Cemaat bahane medyaya darbe
Bir insan, bir kadın, bir milletvekili olarak Doğuş Derya’ya yönelik –defalarca kınanması gereken çirkin saldırılardan sonra başlayan tartışmalar, medya özgürlüklerinin kısıtlanmasına zemin hazırlama niyetlerine hizmet edebilir. Dikatli olunmalıdır, yasal çalışmalar yapılırken, küfürler önlenecek diye iletişim özgürlüğüne yeni kısıtlamalar getirilmemelidir.

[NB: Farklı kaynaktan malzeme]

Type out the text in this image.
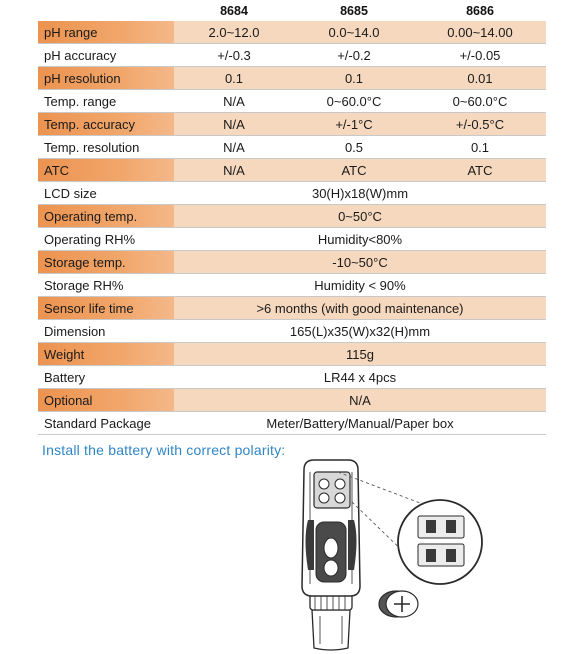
	8684	8685	8686
pH range	2.0~12.0	0.0~14.0	0.00~14.00
pH accuracy	+/-0.3	+/-0.2	+/-0.05
pH resolution	0.1	0.1	0.01
Temp. range	N/A	0~60.0°C	0~60.0°C
Temp. accuracy	N/A	+/-1°C	+/-0.5°C
Temp. resolution	N/A	0.5	0.1
ATC	N/A	ATC	ATC
LCD size	30(H)x18(W)mm		
Operating temp.	0~50°C		
Operating RH%	Humidity<80%		
Storage temp.	-10~50°C		
Storage RH%	Humidity < 90%		
Sensor life time	>6 months (with good maintenance)		
Dimension	165(L)x35(W)x32(H)mm		
Weight	115g		
Battery	LR44 x 4pcs		
Optional	N/A		
Standard Package	Meter/Battery/Manual/Paper box		
Install the battery with correct polarity:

Dünyada örnekleri çoktur; hükümetler bir takım önemli sorunları çözme gerekçesiyle harekete geçer, sonra bakarsınız arada basın özgürlüğüne de darbe vurulmuş olur. Türkiye’de tam da şimdi olanlar budur: Hükümet, ‘Cemaat’ gibi kurumsal demokrasilere aykırı bir yapılanmayı ortadan kaldıracak diye medya özgürlüğüne darbe üstüne darbe vuruyor.
Bilişimde ayni hataya düşülmesin
Fazla uzağa gitmeye gerek yok; geçen Şubat ayı gibi yakın bir tarihte bizim meclisimizde kabul edilen ÖZEL HAYATIN VE HAYATIN GİZLİ ALANININ KORUNMASI YASASI’na, medya özgürlüğünü kısıtlayacak unsurlar da yerleştirildiğini biliyoruz.

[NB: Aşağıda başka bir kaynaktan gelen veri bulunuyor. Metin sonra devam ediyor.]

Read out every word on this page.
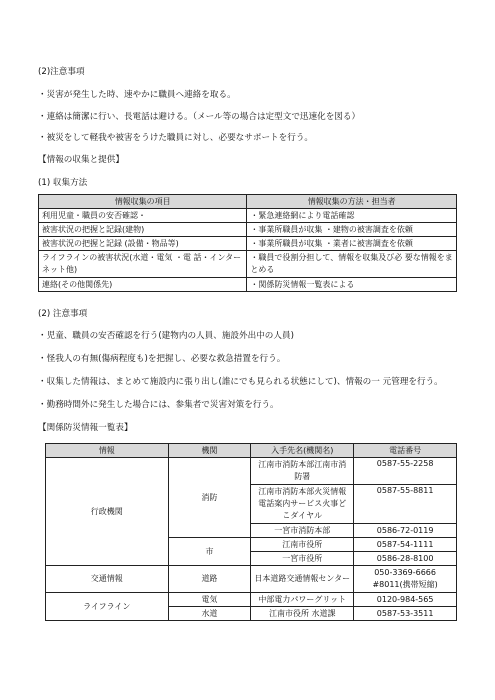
(2)注意事項
・災害が発生した時、速やかに職員へ連絡を取る。
・連絡は簡潔に行い、長電話は避ける。（メール等の場合は定型文で迅速化を図る）
・被災をして軽我や被害をうけた職員に対し、必要なサポートを行う。
【情報の収集と提供】
(1) 収集方法
情報収集の項目	情報収集の方法・担当者
利用児童・職員の安否確認・	・緊急連絡網により電話確認
被害状況の把握と記録(建物)	・事業所職員が収集 ・建物の被害調査を依頼
被害状況の把握と記録 (設備・物品等)	・事業所職員が収集 ・業者に被害調査を依頼
ライフラインの被害状況(水道・電気 ・電 話・インターネット他)	・職員で役割分担して、情報を収集及び必 要な情報をまとめる
連絡(その他関係先)	・関係防災情報一覧表による
(2) 注意事項
・児童、職員の安否確認を行う(建物内の人員、施設外出中の人員)
・怪我人の有無(傷病程度も)を把握し、必要な救急措置を行う。
・収集した情報は、まとめて施設内に張り出し(誰にでも見られる状態にして)、情報の一 元管理を行う。
・勤務時間外に発生した場合には、参集者で災害対策を行う。
【関係防災情報一覧表】
情報	機関	入手先名(機関名)	電話番号
行政機関	消防	江南市消防本部江南市消防署	0587-55-2258
		江南市消防本部火災情報電話案内サービス火事どこダイヤル	0587-55-8811
		一宮市消防本部	0586-72-0119
	市	江南市役所	0587-54-1111
		一宮市役所	0586-28-8100
交通情報	道路	日本道路交通情報センター	050-3369-6666 #8011(携帯短縮)
ライフライン	電気	中部電力パワーグリット	0120-984-565
	水道	江南市役所 水道課	0587-53-3511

Yasalarımızda, gazetecilerin başının üzerinde duran bir sürü ‘demokles kılıcı’ varken, bunlara bir tane daha eklendi. Gazeteci camiasının yoğun karşı çıkışları sonunda, yasayı yapanlar da dahil herkes bazı maddelerin değiştirilmesinin gerektiği noktasına geldi. Geldi ama yasa hala olduğu yerde duruyor ve ne zaman değişeceği de belli değil.
Ayni hata bilişim suçları konusundaki yasa çalışmasında yapılmamalıdır. Gazeteciler ve örgütleri daha erkenci ve daha dikkatli olmalıdır.